OpenAPI (3.x), Swagger (2.x) and WSDL specification formats can be imported by API Management. If are deploying a SOAP API instead of REST, add api_type=soap and use api_format=wsdl-link with api_spec URL to the XML.

If you want to read api_spec content directly as a parameter, set api_format to openapi-json, swagger-json or wsdl. This may or may not work well, depending on your shell and the spec content.

Policy

API management policies can be set on service, product or API levels. By default, rate-limit policy is created on the API level by api.bicep.

You can set api_policy_xml to override the API level policy as XML content. To pass an URL to an XML file instead of the content, also set api_policy_format=rawxml-link.

What’s next?

Having tried several other free and paid alternatives, and also having written my own mocking tools, I think Mockoon is by far the most intuitive app for both designing API endpoints and virtualizing them unless they are done. You can install and use it for editing apis.json for your own purposes. Remember to export to apis.json from UI before running ./deploy again.

Updating openapi.json

Mockoon can also export openapi.json and I hope this functionality still gets improved, as e.g. Azure API Management is much stricter regarding the path parameter definitions (which is intented).

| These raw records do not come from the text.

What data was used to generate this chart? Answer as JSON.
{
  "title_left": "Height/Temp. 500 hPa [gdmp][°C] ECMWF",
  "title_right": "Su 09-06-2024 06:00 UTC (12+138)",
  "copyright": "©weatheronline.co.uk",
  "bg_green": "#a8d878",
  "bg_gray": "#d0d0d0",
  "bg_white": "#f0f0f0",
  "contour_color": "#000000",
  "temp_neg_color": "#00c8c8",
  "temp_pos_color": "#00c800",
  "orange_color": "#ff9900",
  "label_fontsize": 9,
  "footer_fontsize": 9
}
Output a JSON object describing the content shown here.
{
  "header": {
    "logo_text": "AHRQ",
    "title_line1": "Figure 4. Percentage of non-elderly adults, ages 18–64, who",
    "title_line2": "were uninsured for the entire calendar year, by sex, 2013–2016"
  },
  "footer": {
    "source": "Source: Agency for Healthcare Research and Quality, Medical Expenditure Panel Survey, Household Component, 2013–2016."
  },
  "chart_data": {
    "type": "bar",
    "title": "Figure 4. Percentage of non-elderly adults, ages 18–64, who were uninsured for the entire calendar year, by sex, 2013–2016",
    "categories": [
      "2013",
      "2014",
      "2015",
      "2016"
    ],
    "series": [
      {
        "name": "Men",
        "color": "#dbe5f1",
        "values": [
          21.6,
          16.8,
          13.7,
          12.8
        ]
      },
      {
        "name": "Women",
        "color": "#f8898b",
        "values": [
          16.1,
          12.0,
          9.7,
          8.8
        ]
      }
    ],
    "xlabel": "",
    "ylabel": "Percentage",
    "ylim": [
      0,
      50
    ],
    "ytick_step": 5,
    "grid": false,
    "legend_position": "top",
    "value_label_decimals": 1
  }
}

Due this, you may have to edit openapi.json manually before importing the Mockoon-exported spec in API Management.

If you want to host your own Docker containers in Azure Container Instances, which you likely want to try out next, you can check main.bicep for the parameters forwarded to aci.bicep. Include these parameters to the deployment commands and you are able to configure the container image, the command, cpu count, memory, etc. After changes, run ./deploy to update the services (now takes only a few minutes).

You may also want to see how to create the CI/CD pipeline in your own Azure DevOps project.

Which is left as an exercise. □

Good luck and rock on!

No APIs were harmed during production.